Stefano Besana ha 23 anni. Nel 2009 si è laureato in Scienze dei processi formativi all’Università Cattolica con una tesi in Psicologia dell’apprendimento dal titolo Social Network e apprendimento: un’analisi psico-pedagogica. Tutto il lavoro è cominciato con una domanda: i social network sono utilizzabili anche in chiave di apprendimento? Possono essere utili per la didattica nelle scuole, per la formazione nelle aziende? Stefano Besana ha condotto un’indagine su 320 soggetti. Dai risultati è scaturito il suo progetto di tesi, presentato a un Bar-Camp, una formula innovativa per dare spazio alle idee nuove, definite “non conferenze”, a cui è necessario prenotarsi.
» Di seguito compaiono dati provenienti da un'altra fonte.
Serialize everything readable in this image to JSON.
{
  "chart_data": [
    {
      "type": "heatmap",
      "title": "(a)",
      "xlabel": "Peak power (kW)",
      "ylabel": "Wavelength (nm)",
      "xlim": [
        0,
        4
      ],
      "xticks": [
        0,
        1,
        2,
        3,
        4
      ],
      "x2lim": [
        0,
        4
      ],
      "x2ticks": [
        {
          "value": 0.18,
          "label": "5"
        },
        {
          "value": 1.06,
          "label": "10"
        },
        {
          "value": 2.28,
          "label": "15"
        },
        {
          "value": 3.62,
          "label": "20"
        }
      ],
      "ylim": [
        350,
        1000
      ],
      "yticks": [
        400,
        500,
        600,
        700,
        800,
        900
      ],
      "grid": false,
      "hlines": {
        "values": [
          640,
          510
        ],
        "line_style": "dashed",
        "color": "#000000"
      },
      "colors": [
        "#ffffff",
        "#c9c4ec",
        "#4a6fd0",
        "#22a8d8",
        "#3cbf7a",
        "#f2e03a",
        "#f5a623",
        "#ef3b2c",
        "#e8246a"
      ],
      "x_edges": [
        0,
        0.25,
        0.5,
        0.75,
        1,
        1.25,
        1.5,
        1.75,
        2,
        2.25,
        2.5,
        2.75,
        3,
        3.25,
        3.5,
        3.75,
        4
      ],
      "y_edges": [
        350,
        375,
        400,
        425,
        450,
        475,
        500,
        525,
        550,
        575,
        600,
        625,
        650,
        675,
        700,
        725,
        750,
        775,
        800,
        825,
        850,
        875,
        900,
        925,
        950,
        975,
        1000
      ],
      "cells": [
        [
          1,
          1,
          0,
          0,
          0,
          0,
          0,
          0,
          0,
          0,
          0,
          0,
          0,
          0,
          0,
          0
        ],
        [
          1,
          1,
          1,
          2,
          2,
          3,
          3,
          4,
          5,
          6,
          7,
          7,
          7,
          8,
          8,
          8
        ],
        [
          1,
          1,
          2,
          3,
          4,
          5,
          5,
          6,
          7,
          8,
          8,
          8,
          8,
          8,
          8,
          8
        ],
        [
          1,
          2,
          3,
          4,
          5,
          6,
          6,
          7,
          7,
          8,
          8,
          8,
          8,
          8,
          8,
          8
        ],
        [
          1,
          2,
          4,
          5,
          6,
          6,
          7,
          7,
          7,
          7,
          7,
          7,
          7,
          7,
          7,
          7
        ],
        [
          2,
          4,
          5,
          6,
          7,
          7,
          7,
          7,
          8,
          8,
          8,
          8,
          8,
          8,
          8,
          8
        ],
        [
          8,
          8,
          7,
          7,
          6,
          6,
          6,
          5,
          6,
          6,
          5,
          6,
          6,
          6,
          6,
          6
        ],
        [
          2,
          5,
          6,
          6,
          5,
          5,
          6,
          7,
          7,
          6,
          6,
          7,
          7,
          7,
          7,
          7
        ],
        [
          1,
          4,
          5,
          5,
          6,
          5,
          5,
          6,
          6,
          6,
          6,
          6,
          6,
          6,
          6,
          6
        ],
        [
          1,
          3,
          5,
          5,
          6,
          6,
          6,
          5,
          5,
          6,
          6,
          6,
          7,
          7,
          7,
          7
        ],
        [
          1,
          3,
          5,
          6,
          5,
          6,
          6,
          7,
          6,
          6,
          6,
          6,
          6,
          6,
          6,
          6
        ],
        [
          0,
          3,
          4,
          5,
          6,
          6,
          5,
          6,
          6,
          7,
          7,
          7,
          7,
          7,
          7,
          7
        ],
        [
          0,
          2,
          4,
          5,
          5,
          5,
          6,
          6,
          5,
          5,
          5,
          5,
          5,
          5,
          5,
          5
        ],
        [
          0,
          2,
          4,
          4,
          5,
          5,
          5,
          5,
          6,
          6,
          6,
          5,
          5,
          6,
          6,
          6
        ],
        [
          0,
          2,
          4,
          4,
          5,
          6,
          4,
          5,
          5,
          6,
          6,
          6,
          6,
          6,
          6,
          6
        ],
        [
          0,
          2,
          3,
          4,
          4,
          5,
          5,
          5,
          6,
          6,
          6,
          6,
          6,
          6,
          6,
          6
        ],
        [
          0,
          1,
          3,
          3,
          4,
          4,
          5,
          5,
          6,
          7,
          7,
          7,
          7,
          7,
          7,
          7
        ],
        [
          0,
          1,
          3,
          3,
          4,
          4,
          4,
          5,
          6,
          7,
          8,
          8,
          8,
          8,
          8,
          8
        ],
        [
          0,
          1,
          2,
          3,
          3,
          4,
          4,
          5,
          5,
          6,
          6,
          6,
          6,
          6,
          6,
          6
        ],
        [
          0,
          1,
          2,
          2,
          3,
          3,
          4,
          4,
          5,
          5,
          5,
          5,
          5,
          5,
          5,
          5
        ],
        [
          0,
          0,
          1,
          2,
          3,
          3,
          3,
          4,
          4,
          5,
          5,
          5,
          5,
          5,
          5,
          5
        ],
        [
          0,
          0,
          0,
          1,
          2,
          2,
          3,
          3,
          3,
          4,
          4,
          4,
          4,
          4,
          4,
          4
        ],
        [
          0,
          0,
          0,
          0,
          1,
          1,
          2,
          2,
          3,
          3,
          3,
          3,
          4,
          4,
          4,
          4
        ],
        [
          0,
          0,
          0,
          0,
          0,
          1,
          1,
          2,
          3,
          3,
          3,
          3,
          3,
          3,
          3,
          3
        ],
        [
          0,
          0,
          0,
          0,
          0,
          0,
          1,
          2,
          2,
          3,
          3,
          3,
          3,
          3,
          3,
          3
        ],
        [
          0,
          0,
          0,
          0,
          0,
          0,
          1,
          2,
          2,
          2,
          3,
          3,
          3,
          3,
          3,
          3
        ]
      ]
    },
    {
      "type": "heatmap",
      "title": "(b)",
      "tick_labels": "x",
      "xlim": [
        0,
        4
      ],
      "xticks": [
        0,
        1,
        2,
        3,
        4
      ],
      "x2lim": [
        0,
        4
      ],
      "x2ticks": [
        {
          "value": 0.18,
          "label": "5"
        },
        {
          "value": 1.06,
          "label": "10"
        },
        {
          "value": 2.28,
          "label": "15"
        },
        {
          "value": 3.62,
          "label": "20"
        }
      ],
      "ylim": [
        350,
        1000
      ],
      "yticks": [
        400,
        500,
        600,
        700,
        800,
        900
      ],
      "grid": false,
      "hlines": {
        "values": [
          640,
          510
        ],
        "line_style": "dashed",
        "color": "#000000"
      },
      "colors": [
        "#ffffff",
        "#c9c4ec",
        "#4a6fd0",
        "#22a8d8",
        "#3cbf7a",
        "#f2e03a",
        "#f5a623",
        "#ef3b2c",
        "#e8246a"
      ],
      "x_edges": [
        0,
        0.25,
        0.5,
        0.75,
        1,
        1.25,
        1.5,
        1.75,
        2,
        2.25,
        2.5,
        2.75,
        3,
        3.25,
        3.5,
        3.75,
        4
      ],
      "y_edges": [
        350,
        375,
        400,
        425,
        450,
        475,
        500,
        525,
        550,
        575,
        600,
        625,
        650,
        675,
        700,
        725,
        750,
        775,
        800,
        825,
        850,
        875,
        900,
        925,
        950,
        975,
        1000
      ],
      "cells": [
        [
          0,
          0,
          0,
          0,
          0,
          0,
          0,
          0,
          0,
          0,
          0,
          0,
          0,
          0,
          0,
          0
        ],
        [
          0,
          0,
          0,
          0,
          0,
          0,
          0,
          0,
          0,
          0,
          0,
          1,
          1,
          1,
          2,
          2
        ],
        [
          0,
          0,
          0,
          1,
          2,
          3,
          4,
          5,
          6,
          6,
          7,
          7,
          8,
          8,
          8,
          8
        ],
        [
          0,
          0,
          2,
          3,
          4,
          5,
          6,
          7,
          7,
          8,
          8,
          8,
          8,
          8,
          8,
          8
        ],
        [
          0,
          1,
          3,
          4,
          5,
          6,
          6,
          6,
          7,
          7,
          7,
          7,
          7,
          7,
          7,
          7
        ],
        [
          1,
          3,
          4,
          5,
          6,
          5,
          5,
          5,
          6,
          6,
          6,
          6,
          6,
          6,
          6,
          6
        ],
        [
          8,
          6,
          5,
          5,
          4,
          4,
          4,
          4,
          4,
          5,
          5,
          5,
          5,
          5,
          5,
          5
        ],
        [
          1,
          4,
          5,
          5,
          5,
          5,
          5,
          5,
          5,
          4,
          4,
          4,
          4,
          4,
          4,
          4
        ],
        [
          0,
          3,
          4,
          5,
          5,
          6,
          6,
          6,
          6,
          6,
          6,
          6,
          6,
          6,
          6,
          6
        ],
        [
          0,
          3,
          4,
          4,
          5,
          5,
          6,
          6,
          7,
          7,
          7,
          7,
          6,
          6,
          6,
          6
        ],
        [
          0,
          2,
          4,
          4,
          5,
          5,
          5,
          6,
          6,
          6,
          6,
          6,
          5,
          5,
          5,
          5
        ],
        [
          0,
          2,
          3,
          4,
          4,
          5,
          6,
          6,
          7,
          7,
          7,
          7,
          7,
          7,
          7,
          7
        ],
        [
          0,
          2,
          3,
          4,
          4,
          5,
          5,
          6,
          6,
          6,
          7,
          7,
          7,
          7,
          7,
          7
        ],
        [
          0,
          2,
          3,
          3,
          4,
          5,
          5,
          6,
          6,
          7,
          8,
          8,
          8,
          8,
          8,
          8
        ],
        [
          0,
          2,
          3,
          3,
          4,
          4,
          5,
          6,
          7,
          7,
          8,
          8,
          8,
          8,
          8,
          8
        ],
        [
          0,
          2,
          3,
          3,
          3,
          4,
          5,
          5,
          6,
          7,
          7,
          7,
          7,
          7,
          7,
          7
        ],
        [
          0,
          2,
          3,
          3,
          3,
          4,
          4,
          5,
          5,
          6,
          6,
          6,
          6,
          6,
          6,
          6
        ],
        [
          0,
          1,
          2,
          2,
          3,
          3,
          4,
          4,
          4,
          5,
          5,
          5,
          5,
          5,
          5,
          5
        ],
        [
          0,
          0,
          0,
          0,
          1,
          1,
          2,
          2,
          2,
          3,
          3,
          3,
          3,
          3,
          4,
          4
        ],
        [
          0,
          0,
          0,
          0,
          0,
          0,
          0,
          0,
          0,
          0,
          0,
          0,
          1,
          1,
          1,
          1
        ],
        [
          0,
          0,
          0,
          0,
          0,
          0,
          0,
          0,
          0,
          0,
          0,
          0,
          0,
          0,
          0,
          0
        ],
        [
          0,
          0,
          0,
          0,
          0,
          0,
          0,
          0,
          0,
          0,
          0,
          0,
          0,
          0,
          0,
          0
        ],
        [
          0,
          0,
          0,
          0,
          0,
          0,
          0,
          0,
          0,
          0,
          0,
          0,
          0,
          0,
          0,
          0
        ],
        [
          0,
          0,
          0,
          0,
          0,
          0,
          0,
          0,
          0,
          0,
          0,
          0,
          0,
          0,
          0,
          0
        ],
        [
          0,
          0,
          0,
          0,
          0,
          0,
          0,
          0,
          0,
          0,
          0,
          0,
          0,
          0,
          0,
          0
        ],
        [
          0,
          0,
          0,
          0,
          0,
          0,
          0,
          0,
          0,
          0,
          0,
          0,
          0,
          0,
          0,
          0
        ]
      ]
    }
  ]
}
Una specie di speakers’ corner di Hyde Park. Dopo qualche mese viene contattato da Open Knowledge, l’azienda con cui oggi lavora.
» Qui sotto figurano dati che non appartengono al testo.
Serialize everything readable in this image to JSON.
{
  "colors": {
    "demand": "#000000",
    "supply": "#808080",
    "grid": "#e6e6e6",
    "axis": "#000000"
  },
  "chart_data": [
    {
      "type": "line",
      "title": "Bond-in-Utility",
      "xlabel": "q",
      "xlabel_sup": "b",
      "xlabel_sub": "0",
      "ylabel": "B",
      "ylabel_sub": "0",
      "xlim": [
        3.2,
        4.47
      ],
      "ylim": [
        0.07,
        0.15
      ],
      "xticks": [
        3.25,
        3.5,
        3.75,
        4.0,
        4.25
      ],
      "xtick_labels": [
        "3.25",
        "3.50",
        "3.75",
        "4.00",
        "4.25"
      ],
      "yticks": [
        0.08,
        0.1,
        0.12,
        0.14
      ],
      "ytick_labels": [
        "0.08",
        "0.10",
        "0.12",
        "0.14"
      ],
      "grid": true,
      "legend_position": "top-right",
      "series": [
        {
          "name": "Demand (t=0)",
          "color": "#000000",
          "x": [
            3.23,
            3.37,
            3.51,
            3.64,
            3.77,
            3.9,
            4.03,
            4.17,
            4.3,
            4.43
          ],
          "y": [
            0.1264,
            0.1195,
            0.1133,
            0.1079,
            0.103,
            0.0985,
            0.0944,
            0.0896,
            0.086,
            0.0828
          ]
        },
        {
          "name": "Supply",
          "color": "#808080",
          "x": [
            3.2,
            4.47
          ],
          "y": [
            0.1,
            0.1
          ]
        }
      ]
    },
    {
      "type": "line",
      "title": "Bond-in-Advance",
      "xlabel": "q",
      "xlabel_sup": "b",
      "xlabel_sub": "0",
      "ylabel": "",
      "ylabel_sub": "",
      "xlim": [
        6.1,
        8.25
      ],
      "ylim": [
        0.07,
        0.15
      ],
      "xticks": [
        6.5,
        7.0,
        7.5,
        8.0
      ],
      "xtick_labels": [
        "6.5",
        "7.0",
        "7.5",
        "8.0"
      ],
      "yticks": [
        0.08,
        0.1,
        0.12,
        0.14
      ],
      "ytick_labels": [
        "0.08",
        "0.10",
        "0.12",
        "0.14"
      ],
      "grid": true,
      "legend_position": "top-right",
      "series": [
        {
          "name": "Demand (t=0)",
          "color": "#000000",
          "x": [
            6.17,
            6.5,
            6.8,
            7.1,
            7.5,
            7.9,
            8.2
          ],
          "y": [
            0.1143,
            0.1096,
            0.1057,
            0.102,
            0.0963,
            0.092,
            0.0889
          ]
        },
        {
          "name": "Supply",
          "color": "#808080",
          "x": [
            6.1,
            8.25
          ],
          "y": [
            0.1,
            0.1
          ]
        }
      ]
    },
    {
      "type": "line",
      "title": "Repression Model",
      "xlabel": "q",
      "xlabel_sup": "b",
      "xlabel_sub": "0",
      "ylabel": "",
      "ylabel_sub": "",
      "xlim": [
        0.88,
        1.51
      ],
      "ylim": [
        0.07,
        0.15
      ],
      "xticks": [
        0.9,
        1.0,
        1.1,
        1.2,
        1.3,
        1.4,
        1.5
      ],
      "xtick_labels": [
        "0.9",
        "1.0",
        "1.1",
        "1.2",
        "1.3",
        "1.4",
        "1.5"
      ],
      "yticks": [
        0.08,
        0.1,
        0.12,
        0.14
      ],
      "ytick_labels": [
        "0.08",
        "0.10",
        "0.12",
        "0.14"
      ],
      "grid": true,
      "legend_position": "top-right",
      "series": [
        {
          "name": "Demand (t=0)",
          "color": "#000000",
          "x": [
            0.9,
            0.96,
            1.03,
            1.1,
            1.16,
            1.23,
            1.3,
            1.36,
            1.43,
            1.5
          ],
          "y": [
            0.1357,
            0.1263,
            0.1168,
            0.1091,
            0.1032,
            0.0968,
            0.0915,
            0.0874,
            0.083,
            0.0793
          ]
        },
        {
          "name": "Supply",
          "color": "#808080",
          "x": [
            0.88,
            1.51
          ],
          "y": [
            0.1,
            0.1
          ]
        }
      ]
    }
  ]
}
Si fa avanti anche Telecom Italia che, da due anni, organizza il Working Capital Tour, un concorso nel quale i candidati hanno 15 minuti per convincere la giuria a finanziare il loro progetto di ricerca. «Ho avuto non poche difficoltà – scherza Stefano - ma alla fine ce l’ho fatta. Telecom ha deciso di finanziare la prosecuzione della ricerca». «Vogliamo sviluppare un corso all’interno degli ambienti scolastici e aziendali che utilizzi i social network, per promuovere un modello di apprendimento legato a modalità più informali ed emergenti». Stefano collabora anche con lo Spaee, il Servizio di psicologia dell’apprendimento e dell’educazione in età evolutiva dell’Università Cattolica, che porta avanti incontri formativi nelle scuole medie e nei licei per insegnare agli studenti come sfruttare le potenzialità di internet. Tra le proposte, quelle di creare un blog o un social network di classe in cui i ragazzi possano scambiarsi materiali e discutere della lezione.
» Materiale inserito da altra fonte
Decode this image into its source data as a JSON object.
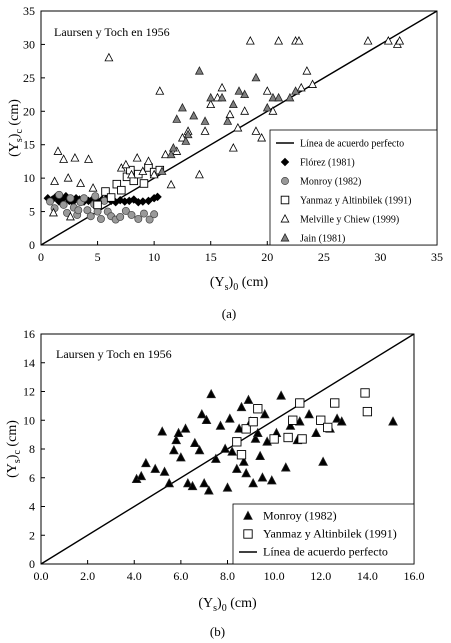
{
  "chart_data": [
    {
      "type": "scatter",
      "caption": "(a)",
      "annotation": "Laursen y Toch en 1956",
      "xlabel": "(Ys)0 (cm)",
      "ylabel": "(Ys)c (cm)",
      "xlim": [
        0,
        35
      ],
      "ylim": [
        0,
        35
      ],
      "xticks": [
        "0",
        "5",
        "10",
        "15",
        "20",
        "25",
        "30",
        "35"
      ],
      "yticks": [
        "0",
        "5",
        "10",
        "15",
        "20",
        "25",
        "30",
        "35"
      ],
      "grid": false,
      "legend_position": "lower-right",
      "reference_line": {
        "name": "Línea de acuerdo perfecto",
        "points": [
          [
            0,
            0
          ],
          [
            35,
            35
          ]
        ]
      },
      "series": [
        {
          "name": "Flórez (1981)",
          "marker": "diamond-filled",
          "color": "#000000",
          "points": [
            [
              0.6,
              7
            ],
            [
              1,
              6.8
            ],
            [
              1.3,
              7.2
            ],
            [
              1.6,
              6.5
            ],
            [
              1.9,
              6.9
            ],
            [
              2.2,
              7.3
            ],
            [
              2.5,
              6.6
            ],
            [
              2.8,
              6.4
            ],
            [
              3.1,
              7
            ],
            [
              3.4,
              6.8
            ],
            [
              3.8,
              6.5
            ],
            [
              4.2,
              6.6
            ],
            [
              4.6,
              6.9
            ],
            [
              5,
              6.5
            ],
            [
              5.4,
              6.8
            ],
            [
              5.8,
              7
            ],
            [
              6.2,
              6.6
            ],
            [
              6.6,
              6.4
            ],
            [
              7,
              6.7
            ],
            [
              7.4,
              6.5
            ],
            [
              7.8,
              6.6
            ],
            [
              8.2,
              6.8
            ],
            [
              8.6,
              6.4
            ],
            [
              9,
              6.5
            ],
            [
              9.5,
              6.6
            ],
            [
              10,
              7
            ],
            [
              10.3,
              7.2
            ]
          ]
        },
        {
          "name": "Monroy (1982)",
          "marker": "circle-filled",
          "color": "#999999",
          "points": [
            [
              0.8,
              6.5
            ],
            [
              1.2,
              5.5
            ],
            [
              1.6,
              7.5
            ],
            [
              2,
              6
            ],
            [
              2.3,
              4.8
            ],
            [
              2.6,
              7
            ],
            [
              2.9,
              5.6
            ],
            [
              3.2,
              4.5
            ],
            [
              3.5,
              6.4
            ],
            [
              3.8,
              7
            ],
            [
              4.1,
              5.2
            ],
            [
              4.4,
              4.3
            ],
            [
              4.7,
              6.1
            ],
            [
              5,
              5
            ],
            [
              5.3,
              3.9
            ],
            [
              5.6,
              6.6
            ],
            [
              5.9,
              5
            ],
            [
              6.2,
              4.3
            ],
            [
              6.6,
              3.8
            ],
            [
              7,
              4.2
            ],
            [
              7.5,
              5.1
            ],
            [
              8,
              4.5
            ],
            [
              8.6,
              3.9
            ],
            [
              9.1,
              4.7
            ],
            [
              9.6,
              3.8
            ],
            [
              10,
              4.6
            ],
            [
              4.8,
              7.3
            ],
            [
              3.3,
              5.2
            ]
          ]
        },
        {
          "name": "Yanmaz y Altinbilek (1991)",
          "marker": "square-open",
          "color": "#000000",
          "points": [
            [
              5,
              6
            ],
            [
              5.7,
              8
            ],
            [
              6.2,
              7.1
            ],
            [
              6.7,
              9.1
            ],
            [
              7.1,
              8.2
            ],
            [
              7.6,
              10.2
            ],
            [
              7.9,
              11.2
            ],
            [
              8.2,
              9.6
            ],
            [
              8.6,
              10.6
            ],
            [
              9.1,
              9.2
            ],
            [
              9.5,
              11.6
            ],
            [
              10,
              10.9
            ],
            [
              10.5,
              11.2
            ]
          ]
        },
        {
          "name": "Melville y Chiew (1999)",
          "marker": "triangle-open",
          "color": "#000000",
          "points": [
            [
              1.5,
              14
            ],
            [
              2,
              12.8
            ],
            [
              3,
              13
            ],
            [
              4.2,
              12.8
            ],
            [
              1.2,
              9.5
            ],
            [
              2.4,
              10
            ],
            [
              3.5,
              9.2
            ],
            [
              4.6,
              8.5
            ],
            [
              1.1,
              4.8
            ],
            [
              2.6,
              4.2
            ],
            [
              6,
              28
            ],
            [
              7.1,
              11.5
            ],
            [
              7.5,
              12
            ],
            [
              8,
              10.5
            ],
            [
              8.5,
              13
            ],
            [
              9,
              11
            ],
            [
              9.5,
              12.5
            ],
            [
              10,
              10.5
            ],
            [
              10.5,
              23
            ],
            [
              11,
              13.5
            ],
            [
              11.5,
              9
            ],
            [
              12,
              14
            ],
            [
              12.5,
              16
            ],
            [
              13,
              17
            ],
            [
              14,
              10.5
            ],
            [
              14.5,
              17
            ],
            [
              15,
              21
            ],
            [
              16,
              23.5
            ],
            [
              17,
              14.5
            ],
            [
              17.4,
              17.5
            ],
            [
              18,
              20
            ],
            [
              18.5,
              30.5
            ],
            [
              19,
              17
            ],
            [
              19.5,
              16
            ],
            [
              20,
              23
            ],
            [
              20.5,
              20
            ],
            [
              21,
              30.5
            ],
            [
              22,
              16
            ],
            [
              22.5,
              30.5
            ],
            [
              22.8,
              30.5
            ],
            [
              23,
              23.5
            ],
            [
              23.5,
              26
            ],
            [
              24,
              24
            ],
            [
              28.9,
              30.5
            ],
            [
              30.7,
              30.5
            ],
            [
              31.5,
              30
            ],
            [
              31.7,
              30.5
            ],
            [
              15.6,
              22
            ],
            [
              16.7,
              19.5
            ]
          ]
        },
        {
          "name": "Jain (1981)",
          "marker": "triangle-filled",
          "color": "#808080",
          "points": [
            [
              10.7,
              11
            ],
            [
              11.5,
              13.5
            ],
            [
              12,
              18.8
            ],
            [
              12.5,
              20.5
            ],
            [
              13,
              16.5
            ],
            [
              13.5,
              19.3
            ],
            [
              14,
              26
            ],
            [
              15,
              22
            ],
            [
              16,
              22
            ],
            [
              17,
              21
            ],
            [
              18,
              22.5
            ],
            [
              17.5,
              23
            ],
            [
              19,
              25
            ],
            [
              20,
              20.5
            ],
            [
              20.5,
              22
            ],
            [
              21,
              22
            ],
            [
              22,
              22
            ],
            [
              22.5,
              23
            ],
            [
              12.8,
              15.5
            ],
            [
              14.5,
              18.5
            ],
            [
              16.5,
              18.5
            ],
            [
              11.7,
              14.5
            ]
          ]
        }
      ]
    },
    {
      "type": "scatter",
      "caption": "(b)",
      "annotation": "Laursen y Toch en 1956",
      "xlabel": "(Ys)0 (cm)",
      "ylabel": "(Ys)c (cm)",
      "xlim": [
        0,
        16
      ],
      "ylim": [
        0,
        16
      ],
      "xticks": [
        "0.0",
        "2.0",
        "4.0",
        "6.0",
        "8.0",
        "10.0",
        "12.0",
        "14.0",
        "16.0"
      ],
      "yticks": [
        "0",
        "2",
        "4",
        "6",
        "8",
        "10",
        "12",
        "14",
        "16"
      ],
      "grid": false,
      "legend_position": "lower-right",
      "reference_line": {
        "name": "Línea de acuerdo perfecto",
        "points": [
          [
            0,
            0
          ],
          [
            16,
            16
          ]
        ]
      },
      "series": [
        {
          "name": "Monroy (1982)",
          "marker": "triangle-filled",
          "color": "#000000",
          "points": [
            [
              4.1,
              5.9
            ],
            [
              4.3,
              6.1
            ],
            [
              4.5,
              7
            ],
            [
              4.9,
              6.6
            ],
            [
              5.2,
              9.2
            ],
            [
              5.3,
              6.4
            ],
            [
              5.5,
              5.6
            ],
            [
              5.7,
              7.9
            ],
            [
              5.8,
              8.6
            ],
            [
              5.9,
              9.1
            ],
            [
              6,
              7.4
            ],
            [
              6.2,
              9.4
            ],
            [
              6.3,
              5.6
            ],
            [
              6.5,
              5.4
            ],
            [
              6.6,
              8.4
            ],
            [
              6.8,
              7.9
            ],
            [
              6.9,
              10.4
            ],
            [
              7,
              5.6
            ],
            [
              7.2,
              5.1
            ],
            [
              7.3,
              11.8
            ],
            [
              7.5,
              7.3
            ],
            [
              7.7,
              9.6
            ],
            [
              7.9,
              8
            ],
            [
              8,
              5.3
            ],
            [
              8.1,
              10.1
            ],
            [
              8.2,
              7.8
            ],
            [
              8.4,
              6.6
            ],
            [
              8.5,
              9.4
            ],
            [
              8.6,
              10.9
            ],
            [
              8.7,
              7.1
            ],
            [
              8.8,
              6.3
            ],
            [
              9,
              9.9
            ],
            [
              9.1,
              5.6
            ],
            [
              9.2,
              8.7
            ],
            [
              9.3,
              9.1
            ],
            [
              9.4,
              7.5
            ],
            [
              9.5,
              6
            ],
            [
              9.6,
              10.4
            ],
            [
              9.7,
              8.5
            ],
            [
              9.9,
              5.8
            ],
            [
              10.1,
              9.1
            ],
            [
              10.3,
              11.7
            ],
            [
              10.5,
              6.7
            ],
            [
              10.7,
              9.6
            ],
            [
              11,
              8.6
            ],
            [
              11.1,
              9.9
            ],
            [
              11.5,
              10.4
            ],
            [
              11.8,
              9.1
            ],
            [
              12.1,
              7.1
            ],
            [
              12.4,
              9.4
            ],
            [
              12.7,
              10.1
            ],
            [
              12.9,
              9.9
            ],
            [
              15.1,
              9.9
            ],
            [
              7.1,
              10
            ],
            [
              8.9,
              11.4
            ]
          ]
        },
        {
          "name": "Yanmaz y Altinbilek (1991)",
          "marker": "square-open",
          "color": "#000000",
          "points": [
            [
              8.4,
              8.5
            ],
            [
              8.6,
              7.6
            ],
            [
              8.8,
              9.4
            ],
            [
              9.1,
              9.9
            ],
            [
              9.3,
              10.8
            ],
            [
              10,
              8.7
            ],
            [
              10.6,
              8.8
            ],
            [
              10.8,
              10
            ],
            [
              11.1,
              11.2
            ],
            [
              11.2,
              8.7
            ],
            [
              12,
              10
            ],
            [
              12.3,
              9.5
            ],
            [
              12.6,
              11.2
            ],
            [
              13.9,
              11.9
            ],
            [
              14,
              10.6
            ]
          ]
        }
      ]
    }
  ]
}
Spiega Stefano: «I social network non solo sono utili per la didattica e la formazione, ma anche nelle aziende. Esemplare, in Italia, il caso di Barilla, che ha creato un sito in cui chiede ai consumatori di dare consigli e opinioni per implementare il processo produttivo». In azienda, i dipendenti possono inoltre collaborare al processo creativo caricando idee e proposte sul social network interno, che vengono messe ai voti e scelti dalla dirigenza. «L’ascolto diventa un feedback fondamentale che l’azienda riceve e sul quale poi deve agire».